Typisch sind ein verändertes Fressverhalten, Appetitlosigkeit mit starker Gewichtsabnahme, vermehrter Maulgeruch und eine stärkere Speichelbildung als normal — vermehrtes Speicheln ist häufig ein frühes Anzeichen. Bei genauerer Untersuchung können Schwellungen im Kieferbereich, Blutungen aus der Maulhöhle oder der Verlust von Zähnen auffallen. Da die Anzeichen einer Entzündung sehr ähnlich sind, besteht Verwechslungsgefahr — eine tierärztliche Abklärung ist deshalb wichtig.

Wie wird ein Maultumor bei der Katze diagnostiziert?

Durch Abtasten oder Begutachten der Maulhöhle allein kann der Tierarzt keine endgültige Diagnose stellen — erste Anzeichen verbergen sich häufig unter Entzündungen der Mundschleimhaut oder im Zahnbereich, in vielen Fällen auch unter der Zunge. In jedem Fall muss eine Probe des verdächtigen Gewebes entnommen und feingeweblich (histologisch) untersucht werden. Erst diese Untersuchung zeigt, um welchen Maultumor es sich handelt, und erlaubt eine zuverlässige Einschätzung von Behandelbarkeit und Lebenserwartung.

Kann ein Maultumor bei der Katze operiert werden?

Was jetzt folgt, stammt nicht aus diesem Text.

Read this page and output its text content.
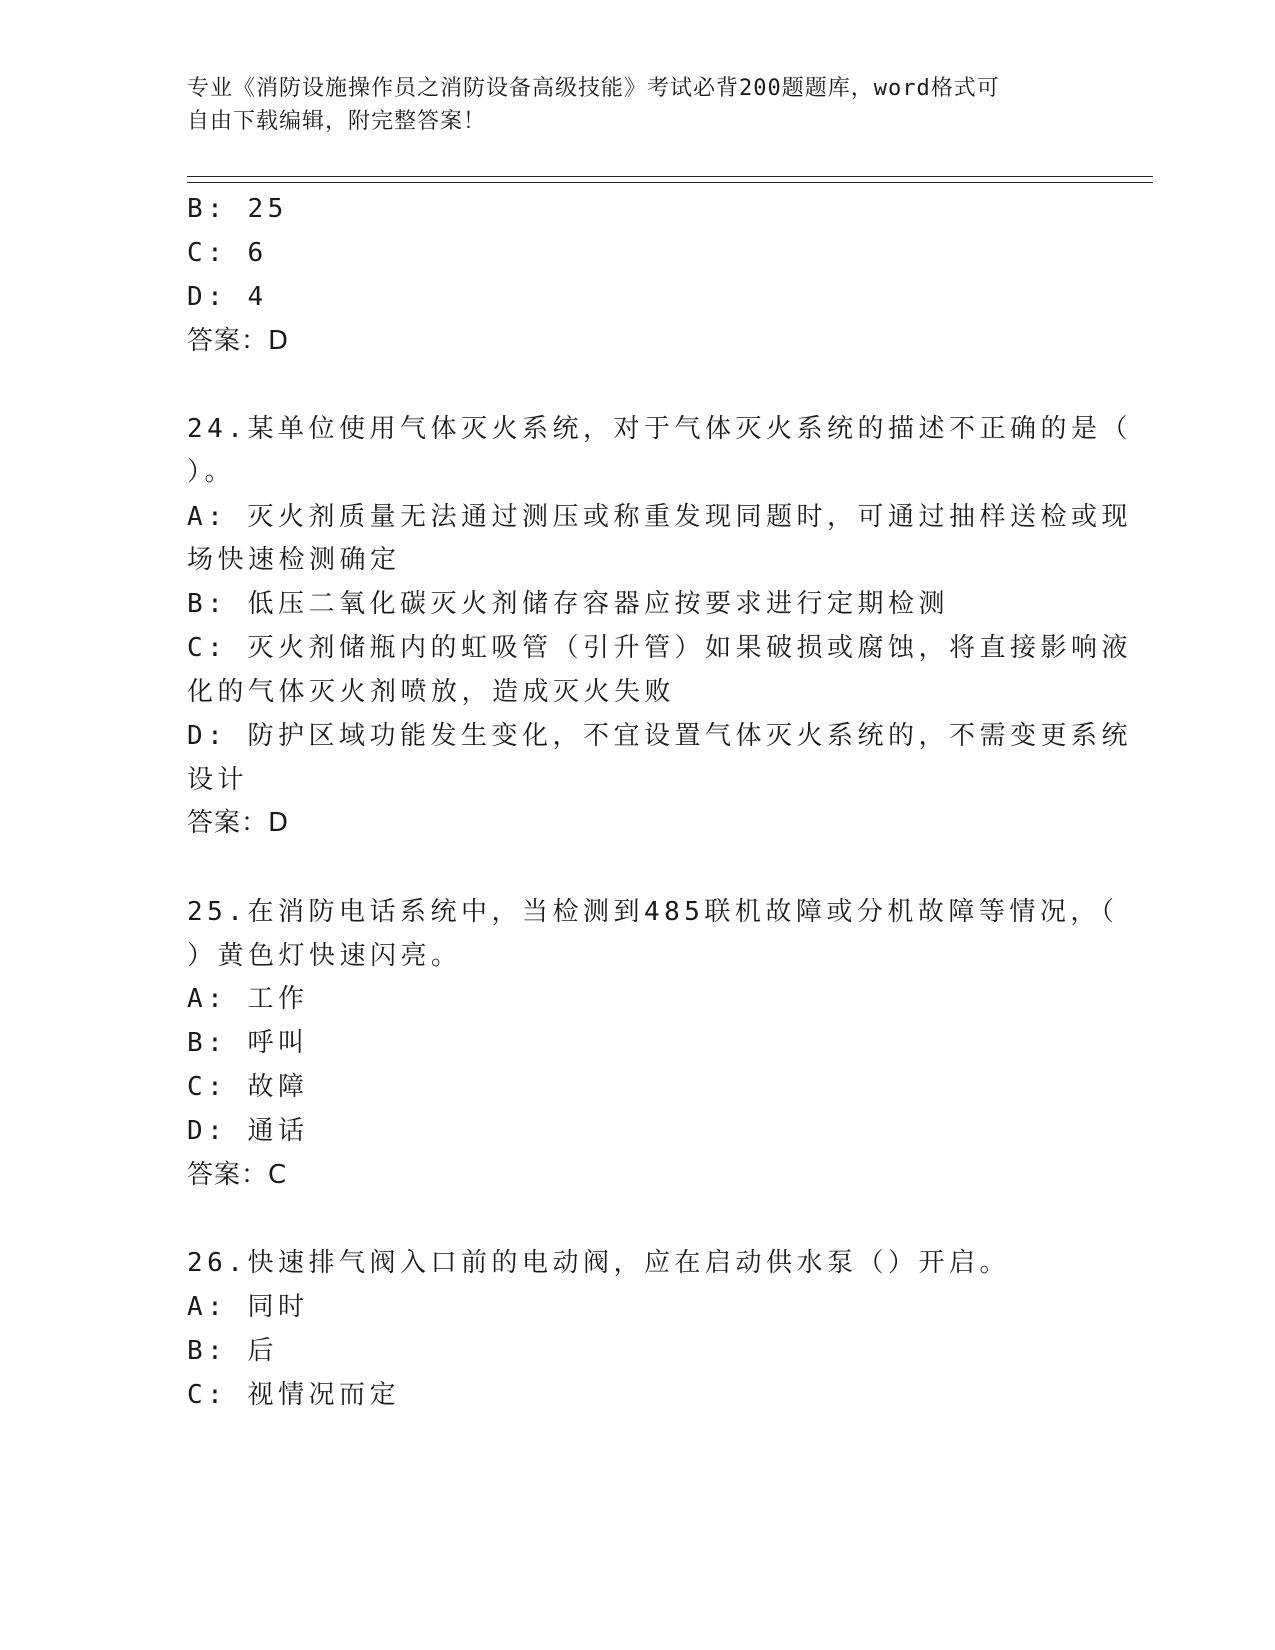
专业《消防设施操作员之消防设备高级技能》考试必背200题题库，word格式可
自由下载编辑，附完整答案！
B: 25
C: 6
D: 4
答案：D
24.某单位使用气体灭火系统，对于气体灭火系统的描述不正确的是（
）。
A: 灭火剂质量无法通过测压或称重发现同题时，可通过抽样送检或现
场快速检测确定
B: 低压二氧化碳灭火剂储存容器应按要求进行定期检测
C: 灭火剂储瓶内的虹吸管（引升管）如果破损或腐蚀，将直接影响液
化的气体灭火剂喷放，造成灭火失败
D: 防护区域功能发生变化，不宜设置气体灭火系统的，不需变更系统
设计
答案：D
25.在消防电话系统中，当检测到485联机故障或分机故障等情况，（
）黄色灯快速闪亮。
A: 工作
B: 呼叫
C: 故障
D: 通话
答案：C
26.快速排气阀入口前的电动阀，应在启动供水泵（）开启。
A: 同时
B: 后
C: 视情况而定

Sind die Voraussetzungen gut, kann der Tumor chirurgisch entfernt werden — häufig ist aber nur eine Teilresektion möglich, weil im Maulbereich zu wenig Weichteilgewebe um den Tumor herum vorhanden ist. Gerade beim Fibrosarkom und beim Plattenepithelkarzinom besteht dann eine hohe Gefahr, dass der Tumor wiederkommt. Im Anschluss an die Operation kommt eine Strahlentherapie infrage, die allerdings nur von wenigen Tierärzten und Tierkliniken angeboten wird; ergänzend ist die dendritische Zelltherapie eine sinnvolle Option — eine Immuntherapie, die das Immunsystem zum eigenständigen Vorgehen gegen den Tumor anregt und die Wahrscheinlichkeit eines Rezidivs (Wiederauftretens) verringern kann.

Bildet ein Maultumor bei der Katze Metastasen?

Bei einem Maultumor besteht die Gefahr einer Metastasierung, also der Bildung von Tochtergeschwülsten — beim Verdacht sollten deshalb auch Lymphknoten und Lunge untersucht werden. Außerdem kann es zum Befall des Knochens kommen: Der Tumor wächst stark in das umliegende Gewebe ein, was zu einer Auflösung der Knochenstruktur führt. Auch nach einer erfolgreichen Behandlung ist ein Wiederauftreten (Rezidiv) nicht ausgeschlossen.